また、これに2016年3月に施行される改正道路交通法では、交通違反の有無に関わらず「認知症の疑いあり」と判断された75歳以上の運転手には医師の診断が義務づけられ、「認知症の疑いがある」または「認知症を発症している」場合は免許を停止することができるという規定が加わった。
しかし、とMさんは語る。
「高齢者講習で実車教習が行われるのは評価できるのですが、問題は運転免許を取る時に受ける“実地試験”とは異なり、受けた人は運転ミスをしても修了証が貰え、免許の更新ができてしまうこと。要は甘いんです。クルマは凶器になり得るもので、その危険を防ぐために免許取得の試験に合格する必要があるわけですよね。高齢者講習でも同等の“試験”を行なうべきです」
また、75歳以上の講習予備検査(認知機能検査)は3年に1度。認知症はもっと短い期間で発症・進行することがあるので、検査ペースとして100%正しいとは言えない、とMさん。

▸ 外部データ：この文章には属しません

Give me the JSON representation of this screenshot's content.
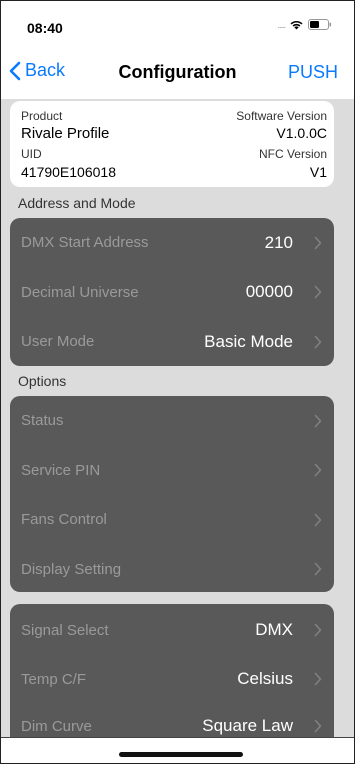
{
  "status_bar": {
    "time": "08:40",
    "signal_dots": "....."
  },
  "nav": {
    "back_label": "Back",
    "title": "Configuration",
    "push_label": "PUSH",
    "accent_color": "#0a7aff"
  },
  "info": {
    "product_label": "Product",
    "product_value": "Rivale Profile",
    "software_version_label": "Software Version",
    "software_version_value": "V1.0.0C",
    "uid_label": "UID",
    "uid_value": "41790E106018",
    "nfc_version_label": "NFC Version",
    "nfc_version_value": "V1"
  },
  "sections": {
    "address_mode_header": "Address and Mode",
    "options_header": "Options"
  },
  "address_mode": [
    {
      "label": "DMX Start Address",
      "value": "210"
    },
    {
      "label": "Decimal Universe",
      "value": "00000"
    },
    {
      "label": "User Mode",
      "value": "Basic Mode"
    }
  ],
  "options": [
    {
      "label": "Status"
    },
    {
      "label": "Service PIN"
    },
    {
      "label": "Fans Control"
    },
    {
      "label": "Display Setting"
    }
  ],
  "settings": [
    {
      "label": "Signal Select",
      "value": "DMX"
    },
    {
      "label": "Temp C/F",
      "value": "Celsius"
    },
    {
      "label": "Dim Curve",
      "value": "Square Law"
    }
  ]
}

「そんなことを考えなければならないほど、認知症ドライバーの危うさは早急に対策を講じなければならない切実な問題になっているのです」
警察庁の統計によれば、2015年末の70歳以上の運転免許保有者数は約775万人。厚労省の65歳以上の7人に1人が認知症患者というデータに当てはめれば、100万人以上の認知症ドライバーがいることになります。

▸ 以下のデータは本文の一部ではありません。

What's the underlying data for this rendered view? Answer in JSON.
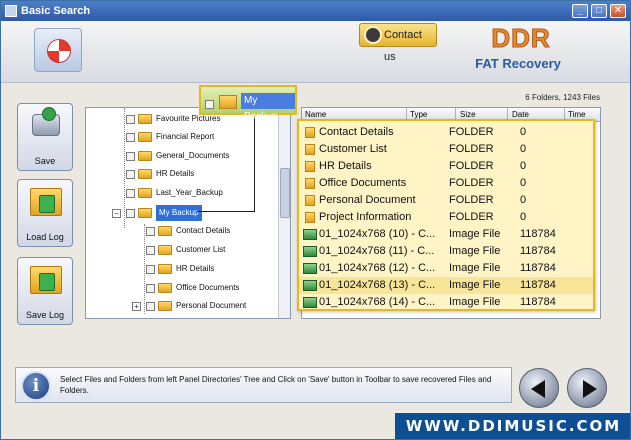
{
  "window": {
    "title": "Basic Search",
    "controls": {
      "minimize": "_",
      "maximize": "□",
      "close": "✕"
    }
  },
  "banner": {
    "contact_label": "Contact us",
    "brand": "DDR",
    "product": "FAT Recovery"
  },
  "summary": {
    "count_text": "6 Folders, 1243 Files"
  },
  "sidebar": {
    "buttons": [
      {
        "label": "Save",
        "icon": "drive-save-icon"
      },
      {
        "label": "Load Log",
        "icon": "folder-load-icon"
      },
      {
        "label": "Save Log",
        "icon": "folder-savelog-icon"
      }
    ]
  },
  "tree": {
    "items": [
      {
        "label": "Favourite Pictures"
      },
      {
        "label": "Financial Report"
      },
      {
        "label": "General_Documents"
      },
      {
        "label": "HR Details"
      },
      {
        "label": "Last_Year_Backup"
      },
      {
        "label": "My Backup",
        "selected": true,
        "expander": "−"
      },
      {
        "label": "Contact Details"
      },
      {
        "label": "Customer List"
      },
      {
        "label": "HR Details"
      },
      {
        "label": "Office Documents"
      },
      {
        "label": "Personal Document",
        "expander": "+"
      }
    ]
  },
  "callout": {
    "label": "My Backup"
  },
  "list": {
    "columns": [
      "Name",
      "Type",
      "Size",
      "Date",
      "Time"
    ],
    "rows": [
      {
        "name": "Contact Details",
        "type": "FOLDER",
        "size": "0",
        "kind": "folder"
      },
      {
        "name": "Customer List",
        "type": "FOLDER",
        "size": "0",
        "kind": "folder"
      },
      {
        "name": "HR Details",
        "type": "FOLDER",
        "size": "0",
        "kind": "folder"
      },
      {
        "name": "Office Documents",
        "type": "FOLDER",
        "size": "0",
        "kind": "folder"
      },
      {
        "name": "Personal Document",
        "type": "FOLDER",
        "size": "0",
        "kind": "folder"
      },
      {
        "name": "Project Information",
        "type": "FOLDER",
        "size": "0",
        "kind": "folder"
      },
      {
        "name": "01_1024x768 (10) - C...",
        "type": "Image File",
        "size": "118784",
        "kind": "image"
      },
      {
        "name": "01_1024x768 (11) - C...",
        "type": "Image File",
        "size": "118784",
        "kind": "image"
      },
      {
        "name": "01_1024x768 (12) - C...",
        "type": "Image File",
        "size": "118784",
        "kind": "image"
      },
      {
        "name": "01_1024x768 (13) - C...",
        "type": "Image File",
        "size": "118784",
        "kind": "image"
      },
      {
        "name": "01_1024x768 (14) - C...",
        "type": "Image File",
        "size": "118784",
        "kind": "image"
      }
    ]
  },
  "info": {
    "text": "Select Files and Folders from left Panel Directories' Tree and Click on 'Save' button in Toolbar to save recovered Files and Folders."
  },
  "footer": {
    "website": "WWW.DDIMUSIC.COM"
  },
  "colors": {
    "title_bar": "#2e5aa8",
    "brand_orange": "#e8892a",
    "product_blue": "#2c5aa4",
    "highlight_border": "#e6b81f",
    "footer_blue": "#0e4f94"
  }
}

高齢でもクルマを運転しているのは元気な方でしょうし、年間30万人近い免許自主返納者もいるので、その補正はしなければなりませんが、それでもかなりの数の認知症ドライバーがいるのが現在の日本。Mさんのように、それを想定するという自己防衛はもちろん、対応策を考える時期にあることは確かなようです。